L’algoritmo del suicidio ha un’accuratezza del 90%
Il suicidio è un evento traumatico improvviso.
In realtà, non lo è assolutamente per la vittima ma lo è per la famiglia e gli amici che spesso aggiungono al dolore il rammarico di non aver potuto fare nulla per evitare che accadesse.
Da “COSA VREI DOVUTO FARE” al “COSA POSSO FARE”
Il team del Dott. C. Walsh della Vanderbilt University Medical Center ha tentato di implementare un algoritmo del suicidio che potesse realmente prevedere con precisione il rischio suicidario.
I risultati di questo studio sono sorprendenti.
L’algoritmo del suicidio ha un’accuratezza dell’ 80-90% per chi potrebbe tentare il suicidio entro i prossimi due anni e una validità del 92% nel prevedere se qualcuno cercherà di togliersi la vita entro una settimana.
La previsione è basata su dati che comprendono: ricoveri ospedalieri, età, sesso, zona di residenza, farmaci e diagnosi precedenti.

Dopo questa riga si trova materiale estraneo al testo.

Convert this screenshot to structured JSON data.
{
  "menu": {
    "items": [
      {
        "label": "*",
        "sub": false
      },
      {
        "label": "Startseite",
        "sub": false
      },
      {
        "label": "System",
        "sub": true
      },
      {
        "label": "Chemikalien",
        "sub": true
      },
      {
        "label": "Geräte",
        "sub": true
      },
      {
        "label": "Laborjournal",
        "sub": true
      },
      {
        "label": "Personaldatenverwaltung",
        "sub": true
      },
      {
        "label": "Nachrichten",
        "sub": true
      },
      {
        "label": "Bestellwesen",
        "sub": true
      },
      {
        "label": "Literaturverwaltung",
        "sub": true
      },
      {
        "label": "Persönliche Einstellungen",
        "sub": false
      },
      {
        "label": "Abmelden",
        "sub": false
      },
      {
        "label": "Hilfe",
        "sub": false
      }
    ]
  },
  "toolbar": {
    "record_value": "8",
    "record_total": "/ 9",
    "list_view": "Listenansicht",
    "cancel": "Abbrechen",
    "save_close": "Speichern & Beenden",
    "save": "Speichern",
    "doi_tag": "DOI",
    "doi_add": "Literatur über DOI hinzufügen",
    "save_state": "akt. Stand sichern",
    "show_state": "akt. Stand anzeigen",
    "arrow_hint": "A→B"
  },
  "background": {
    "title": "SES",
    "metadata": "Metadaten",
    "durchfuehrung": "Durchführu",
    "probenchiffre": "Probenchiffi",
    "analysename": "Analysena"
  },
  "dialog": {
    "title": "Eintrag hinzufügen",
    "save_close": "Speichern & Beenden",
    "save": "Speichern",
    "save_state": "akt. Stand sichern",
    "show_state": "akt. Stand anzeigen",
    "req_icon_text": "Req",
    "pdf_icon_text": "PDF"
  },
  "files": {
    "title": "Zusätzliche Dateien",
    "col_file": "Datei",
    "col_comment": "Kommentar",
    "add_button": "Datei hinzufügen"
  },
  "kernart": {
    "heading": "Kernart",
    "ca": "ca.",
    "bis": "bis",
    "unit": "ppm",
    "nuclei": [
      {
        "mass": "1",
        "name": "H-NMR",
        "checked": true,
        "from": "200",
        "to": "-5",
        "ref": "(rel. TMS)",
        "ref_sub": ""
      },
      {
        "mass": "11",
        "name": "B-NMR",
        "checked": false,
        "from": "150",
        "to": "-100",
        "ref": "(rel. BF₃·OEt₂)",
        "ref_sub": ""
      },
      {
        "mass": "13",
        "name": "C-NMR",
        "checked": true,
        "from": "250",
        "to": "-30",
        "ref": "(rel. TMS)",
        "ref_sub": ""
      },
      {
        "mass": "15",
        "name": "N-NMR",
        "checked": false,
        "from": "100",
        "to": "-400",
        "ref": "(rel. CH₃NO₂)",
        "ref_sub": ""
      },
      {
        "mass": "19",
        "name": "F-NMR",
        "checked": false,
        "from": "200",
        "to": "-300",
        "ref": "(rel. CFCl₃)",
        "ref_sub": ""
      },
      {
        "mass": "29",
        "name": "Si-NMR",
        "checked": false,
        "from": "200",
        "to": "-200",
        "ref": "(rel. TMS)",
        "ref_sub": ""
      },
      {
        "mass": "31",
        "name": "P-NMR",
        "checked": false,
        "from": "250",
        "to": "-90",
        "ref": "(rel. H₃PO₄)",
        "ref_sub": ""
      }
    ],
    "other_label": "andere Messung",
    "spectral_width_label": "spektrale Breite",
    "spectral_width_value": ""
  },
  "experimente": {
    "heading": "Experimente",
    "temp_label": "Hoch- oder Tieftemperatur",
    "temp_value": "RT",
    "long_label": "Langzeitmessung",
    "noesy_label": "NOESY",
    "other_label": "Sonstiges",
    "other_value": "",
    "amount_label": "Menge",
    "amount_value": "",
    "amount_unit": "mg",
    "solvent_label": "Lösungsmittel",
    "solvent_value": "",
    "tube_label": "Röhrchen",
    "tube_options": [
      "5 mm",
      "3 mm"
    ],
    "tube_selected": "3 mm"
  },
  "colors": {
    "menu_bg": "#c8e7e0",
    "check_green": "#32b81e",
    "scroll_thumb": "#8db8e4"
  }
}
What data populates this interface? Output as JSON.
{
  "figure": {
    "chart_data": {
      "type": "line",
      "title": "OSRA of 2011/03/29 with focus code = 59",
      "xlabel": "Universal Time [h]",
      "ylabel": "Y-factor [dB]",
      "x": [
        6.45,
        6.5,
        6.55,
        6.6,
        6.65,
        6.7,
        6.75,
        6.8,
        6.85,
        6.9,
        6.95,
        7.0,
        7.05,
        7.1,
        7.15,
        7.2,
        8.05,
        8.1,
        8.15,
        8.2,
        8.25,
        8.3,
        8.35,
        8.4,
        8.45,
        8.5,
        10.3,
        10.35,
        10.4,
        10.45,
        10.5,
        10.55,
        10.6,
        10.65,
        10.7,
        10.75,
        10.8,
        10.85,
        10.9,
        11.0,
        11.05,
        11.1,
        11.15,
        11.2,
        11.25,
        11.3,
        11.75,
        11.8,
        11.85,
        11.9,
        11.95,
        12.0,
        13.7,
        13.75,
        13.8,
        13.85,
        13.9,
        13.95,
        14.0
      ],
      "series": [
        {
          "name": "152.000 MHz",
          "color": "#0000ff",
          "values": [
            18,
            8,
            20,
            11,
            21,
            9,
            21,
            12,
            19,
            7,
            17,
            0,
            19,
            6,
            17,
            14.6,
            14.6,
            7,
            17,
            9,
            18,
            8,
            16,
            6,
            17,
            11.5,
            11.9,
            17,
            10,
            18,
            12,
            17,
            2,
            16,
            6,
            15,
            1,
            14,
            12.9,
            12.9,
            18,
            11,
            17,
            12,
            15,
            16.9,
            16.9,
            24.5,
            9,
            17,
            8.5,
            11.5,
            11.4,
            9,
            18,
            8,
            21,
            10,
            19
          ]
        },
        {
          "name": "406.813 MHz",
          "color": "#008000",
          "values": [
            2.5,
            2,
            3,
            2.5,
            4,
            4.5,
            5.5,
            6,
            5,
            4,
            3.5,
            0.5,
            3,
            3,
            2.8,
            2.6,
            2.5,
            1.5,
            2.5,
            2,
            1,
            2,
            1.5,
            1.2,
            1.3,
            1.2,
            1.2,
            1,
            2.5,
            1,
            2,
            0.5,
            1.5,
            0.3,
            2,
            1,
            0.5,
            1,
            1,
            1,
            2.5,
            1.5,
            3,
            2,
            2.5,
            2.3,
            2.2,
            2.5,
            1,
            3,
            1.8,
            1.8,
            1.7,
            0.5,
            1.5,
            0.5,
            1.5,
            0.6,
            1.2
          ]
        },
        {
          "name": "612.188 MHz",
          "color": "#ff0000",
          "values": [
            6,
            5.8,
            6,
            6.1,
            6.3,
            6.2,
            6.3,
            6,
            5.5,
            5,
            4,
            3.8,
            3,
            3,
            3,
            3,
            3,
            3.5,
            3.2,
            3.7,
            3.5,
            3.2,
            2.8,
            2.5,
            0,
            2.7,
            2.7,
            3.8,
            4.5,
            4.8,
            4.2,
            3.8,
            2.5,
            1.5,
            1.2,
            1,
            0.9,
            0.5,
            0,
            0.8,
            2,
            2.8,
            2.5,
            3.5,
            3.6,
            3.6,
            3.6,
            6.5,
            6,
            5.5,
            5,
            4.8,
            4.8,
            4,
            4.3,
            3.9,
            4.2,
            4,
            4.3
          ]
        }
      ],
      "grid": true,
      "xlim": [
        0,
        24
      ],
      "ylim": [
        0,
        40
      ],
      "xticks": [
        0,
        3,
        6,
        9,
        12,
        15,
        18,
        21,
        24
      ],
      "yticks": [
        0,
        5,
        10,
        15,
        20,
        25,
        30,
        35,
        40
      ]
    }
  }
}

Il Dott. Walsh e colleghi hanno inizialmente testato l’algoritmo su un campione di 5.167 pazienti del Vanderbilt University Medical Center con storie di autolesionismo o ideazione suicidaria.
Questo gruppo di oltre 5.000 casi è stato sottoposto all’algoritmo del suicidio al fine di estrapolare i soggetti maggiormente a rischio.
In seguito, questo algoritmo è stato impiegato su un gruppo più ampio di 12.695 pazienti selezionati casualmente e senza storia documentata di tentativi di suicidio. L’accuratezza dell’algoritmo si è dimostrata ancor più efficace.
Lo studio del Vanderbilt University Medical solleva una questione etica sul ruolo dei computer nell’ambito dell’assistenza sanitaria e delle informazioni utilizzabili ai fini della ricerca. L’intelligenza artificiale, anche in questo caso, non si sostituisce allo specialista ma diventa invece un valido alleato dello stesso che tramite le sue competenze professionali ma anche “sociali” riesce a reperire le informazioni necessarie per l’elaborazione dei dati e impronta un piano di intervento di prevenzione e protezione del singolo e della comunità.
Inoltre la ricerca presenta ancora diversi limiti. Lo stesso Walsh riconosce che l’algoritmo del suicidio si basa su dati provenienti da ricoveri ospedalieri tralasciando quindi chi, pur essendo a rischio, non ha relativa documentazione medica. Ed è in questo senso che la ricerca andrà ad evolversi, nel tentativo di individuare e utilizzare informazioni provenienti da altre risorse.
Ma qual è la più grande fonte di informazioni del nostro millennio?
INTERNET E I SOCIAL
“Spendiamo così tanto tempo su Facebook e Twitter che lì ci possono essere sicuramente dati che potrebbero essere utilizzati per prevedere il rischio di suicidio”.
All’inizio di quest’anno Zuckerberg aveva annunciato un possibile utilizzo del suo social nell’analisi e rilevamento di post a contenuto autolesionista. Speriamo che questi due mondi possano trovare il modo di avvicinarsi e integrarsi.
Come detto in precedenza, il suicidio è ancora una realtà stigmatizzata e di difficile condivisione. Il personale medico spesso non è adeguatamente formato e men che meno lo è la popolazione media.
I dati del WORLD HEALTH ORGANIZATION
Ogni anno, circa 800.000 persone muoiono a causa del suicidio e molti altri tentano di suicidarsi.
Il suicidio rappresenta la seconda causa principale di morte tra i 15 ei 29 anni in tutto il mondo.
Il suicidio è un fenomeno globale in tutte le regioni del mondo.
Per ogni individuo che si suicida ce ne sono altri 20 altri che tentano di togliersi la vita.